Wednesday, February 5, 2014

"Urban Planning" is NOT Cultural Planning - Which Deserves A Far Richer Toolkit If We Are To Steer Our Cultural Growth More Productively

London street growth from 1786 to 2010.



From a study of physical infrastructure growth patterns.

This is an interesting map, of course, yet it misses the more important question of Cultural Planning, not just Urban Planning.

To steer our own, zooming growth of both population and citizen capabilities, it would sure be nice to have some visual maps of Cultural Organization. Not physical infrastructure maps, but maps of all the emerging inter-dependencies between all of our truly novel, emerging inventions.

Such "regulatory" maps or "Interactomes" are everywhere in the life sciences, but seem, perversely, to be largely banned from most policy and political practices (except where they are misused). With better, and more widely distributed Cultural Organization maps, our MiddleClass electorate might be less confused, distracted, divided and conquered by their own bevy of cultural parasites.




An interactome, with genes represented by text in boxes and interactions noted by lines between the genes.
We certainly need many more maps of Cultural Infrastructure, as a visual assessment tool.

Analogy?

Street growth & other changes in physical infrastructure represent the incidental noise broadcast by a growing culture, and do not map the inner infrastructure of the culture itself - at all.

In the 1830's, de Tocqueville supposedly noted with surprise - during his American travels - that US towns everywhere averaged ~6 civic organizations that literally everyone belonged to one or the other of (Farming networks weren't far behind, with their granges, co-ops, fellowships and various church-based and other initiatives). Participation in multiple such organizations served to bind the affinity & coordination, of communities, and both preserve and grow the agility and maneuverability of American populations.

European populations of the day had long since gotten used to remote, aristocrat "authorities" doing their thinking for them. Early American populations had to think for themselves, and thrived because of it. Not any more?

Many citizens have a vague sense that much of our Cultural Infrastructure declines as physical infrastructure grows - yet we lack visual feedback tools such as maps, to graphically convey that degradation of inter-dependency management so that we're more easily motivated to develop needed checks & balances. Without rapid, pervasive feedback and assessment methods, it becomes increasingly difficult to manage a culture that is both growing and diversifying rapidly.

As self-governance methods tends towards leaner, more brittle & less distributed "Central Planning," it is our quality of distributed decision-making that declines.

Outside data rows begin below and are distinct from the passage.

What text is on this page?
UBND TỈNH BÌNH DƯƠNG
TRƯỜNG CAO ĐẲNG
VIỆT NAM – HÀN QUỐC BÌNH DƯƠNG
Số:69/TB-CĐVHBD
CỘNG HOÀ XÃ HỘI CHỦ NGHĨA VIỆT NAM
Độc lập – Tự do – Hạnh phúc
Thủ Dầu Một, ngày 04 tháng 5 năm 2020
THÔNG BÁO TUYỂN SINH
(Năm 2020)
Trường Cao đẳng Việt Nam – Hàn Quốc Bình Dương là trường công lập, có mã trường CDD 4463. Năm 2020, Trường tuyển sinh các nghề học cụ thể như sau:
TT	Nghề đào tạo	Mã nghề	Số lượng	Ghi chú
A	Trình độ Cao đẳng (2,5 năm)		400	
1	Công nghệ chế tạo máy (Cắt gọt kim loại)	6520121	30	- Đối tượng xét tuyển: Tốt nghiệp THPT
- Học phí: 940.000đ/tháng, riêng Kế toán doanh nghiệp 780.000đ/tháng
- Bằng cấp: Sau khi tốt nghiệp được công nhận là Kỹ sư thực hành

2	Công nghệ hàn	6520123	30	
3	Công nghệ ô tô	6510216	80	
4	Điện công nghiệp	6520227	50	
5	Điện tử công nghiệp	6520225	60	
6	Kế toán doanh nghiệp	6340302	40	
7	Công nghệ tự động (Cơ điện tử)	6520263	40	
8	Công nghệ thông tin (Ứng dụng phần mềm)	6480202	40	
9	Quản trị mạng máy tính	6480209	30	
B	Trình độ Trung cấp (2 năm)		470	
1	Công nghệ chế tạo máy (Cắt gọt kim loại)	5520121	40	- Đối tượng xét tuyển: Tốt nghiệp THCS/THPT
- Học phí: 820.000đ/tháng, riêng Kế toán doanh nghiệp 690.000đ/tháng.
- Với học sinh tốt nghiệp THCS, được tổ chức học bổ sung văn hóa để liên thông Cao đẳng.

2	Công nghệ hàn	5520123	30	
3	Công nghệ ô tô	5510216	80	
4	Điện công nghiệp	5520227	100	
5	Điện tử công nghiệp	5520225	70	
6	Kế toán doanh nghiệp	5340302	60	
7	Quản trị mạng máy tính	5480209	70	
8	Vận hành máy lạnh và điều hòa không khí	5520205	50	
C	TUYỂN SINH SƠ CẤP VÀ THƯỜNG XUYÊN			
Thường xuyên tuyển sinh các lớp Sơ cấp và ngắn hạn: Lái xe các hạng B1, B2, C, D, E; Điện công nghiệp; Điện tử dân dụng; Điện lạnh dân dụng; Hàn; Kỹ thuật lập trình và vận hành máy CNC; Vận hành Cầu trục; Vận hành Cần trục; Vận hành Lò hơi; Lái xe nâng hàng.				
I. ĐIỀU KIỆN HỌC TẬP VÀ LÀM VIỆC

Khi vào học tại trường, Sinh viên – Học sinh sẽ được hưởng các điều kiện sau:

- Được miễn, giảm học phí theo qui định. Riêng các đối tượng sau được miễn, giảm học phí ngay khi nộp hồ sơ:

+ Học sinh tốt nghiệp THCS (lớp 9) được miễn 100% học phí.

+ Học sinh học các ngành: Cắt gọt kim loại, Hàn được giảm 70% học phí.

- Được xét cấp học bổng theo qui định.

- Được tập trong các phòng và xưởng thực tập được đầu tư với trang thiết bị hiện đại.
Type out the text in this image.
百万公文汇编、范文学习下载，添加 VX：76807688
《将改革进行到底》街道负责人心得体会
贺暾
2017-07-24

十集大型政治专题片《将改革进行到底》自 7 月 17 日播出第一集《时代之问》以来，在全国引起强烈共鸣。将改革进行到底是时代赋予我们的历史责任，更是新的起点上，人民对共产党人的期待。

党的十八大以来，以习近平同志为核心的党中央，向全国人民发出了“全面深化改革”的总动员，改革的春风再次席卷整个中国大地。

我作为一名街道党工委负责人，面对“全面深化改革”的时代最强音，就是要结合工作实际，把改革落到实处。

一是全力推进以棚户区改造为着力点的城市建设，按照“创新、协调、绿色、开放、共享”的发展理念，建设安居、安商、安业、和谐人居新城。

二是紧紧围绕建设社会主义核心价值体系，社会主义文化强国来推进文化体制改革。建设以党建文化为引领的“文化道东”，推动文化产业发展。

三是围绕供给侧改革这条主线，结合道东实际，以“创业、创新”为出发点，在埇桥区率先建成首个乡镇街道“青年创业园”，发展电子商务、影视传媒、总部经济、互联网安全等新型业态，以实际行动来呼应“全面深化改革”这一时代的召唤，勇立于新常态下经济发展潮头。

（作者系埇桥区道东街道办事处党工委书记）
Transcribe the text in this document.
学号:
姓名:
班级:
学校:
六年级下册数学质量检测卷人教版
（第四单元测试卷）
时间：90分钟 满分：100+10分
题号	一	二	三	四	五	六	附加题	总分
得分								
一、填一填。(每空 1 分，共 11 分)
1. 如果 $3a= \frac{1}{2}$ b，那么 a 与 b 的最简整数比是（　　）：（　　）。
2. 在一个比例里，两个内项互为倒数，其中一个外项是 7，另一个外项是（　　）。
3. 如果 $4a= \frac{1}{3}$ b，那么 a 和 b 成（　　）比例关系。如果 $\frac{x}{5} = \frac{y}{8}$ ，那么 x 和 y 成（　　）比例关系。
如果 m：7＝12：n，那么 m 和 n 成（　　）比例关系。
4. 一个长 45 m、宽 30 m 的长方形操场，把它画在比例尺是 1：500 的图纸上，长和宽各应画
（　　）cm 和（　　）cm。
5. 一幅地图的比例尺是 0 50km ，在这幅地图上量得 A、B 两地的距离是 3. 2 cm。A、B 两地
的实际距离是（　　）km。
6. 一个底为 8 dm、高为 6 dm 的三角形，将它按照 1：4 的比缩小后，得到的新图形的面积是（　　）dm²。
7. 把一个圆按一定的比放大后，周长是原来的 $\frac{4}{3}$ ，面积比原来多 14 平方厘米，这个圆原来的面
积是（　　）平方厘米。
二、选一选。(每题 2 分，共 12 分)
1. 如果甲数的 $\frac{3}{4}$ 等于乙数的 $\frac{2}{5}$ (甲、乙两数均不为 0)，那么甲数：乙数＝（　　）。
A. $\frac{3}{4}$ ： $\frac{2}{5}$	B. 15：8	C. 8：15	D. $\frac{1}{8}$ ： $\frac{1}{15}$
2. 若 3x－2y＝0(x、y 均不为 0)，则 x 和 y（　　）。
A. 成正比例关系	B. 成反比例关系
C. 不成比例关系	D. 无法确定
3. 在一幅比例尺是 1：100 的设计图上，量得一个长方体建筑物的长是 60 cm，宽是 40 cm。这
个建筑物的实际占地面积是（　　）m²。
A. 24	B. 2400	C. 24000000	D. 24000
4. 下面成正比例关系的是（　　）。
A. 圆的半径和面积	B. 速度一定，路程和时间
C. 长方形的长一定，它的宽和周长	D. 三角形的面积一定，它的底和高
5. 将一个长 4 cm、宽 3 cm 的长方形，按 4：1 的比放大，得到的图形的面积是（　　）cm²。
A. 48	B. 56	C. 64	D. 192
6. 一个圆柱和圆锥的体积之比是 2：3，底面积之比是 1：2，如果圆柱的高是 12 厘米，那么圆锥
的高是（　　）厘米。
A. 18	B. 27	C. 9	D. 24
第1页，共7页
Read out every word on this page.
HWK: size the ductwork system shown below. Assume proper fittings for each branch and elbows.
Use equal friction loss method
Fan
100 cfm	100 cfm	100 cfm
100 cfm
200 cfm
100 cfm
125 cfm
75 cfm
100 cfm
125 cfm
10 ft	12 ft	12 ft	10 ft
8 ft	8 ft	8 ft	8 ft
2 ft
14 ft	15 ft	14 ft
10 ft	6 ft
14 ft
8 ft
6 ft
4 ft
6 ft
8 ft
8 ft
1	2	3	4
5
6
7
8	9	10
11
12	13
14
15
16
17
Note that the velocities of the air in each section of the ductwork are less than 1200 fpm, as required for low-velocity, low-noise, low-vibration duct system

In the process, the very nature of lean, Central Planning defeats it's avowed purpose, and steadily degrades the maneuverability of a democracy, and the agility of electorates.

We need culture maps and other assessment tools, to monitor and manage Cultural Infrastructure, not just physical infrastructure.

Surely some fledgling examples already exist? Are there any Cultural Infrastructure maps, similar to the street maps and bio-regulatory maps above?

Has anyone already visualized our Cultural Interactome? Or has that been banned by the Koch Brothers?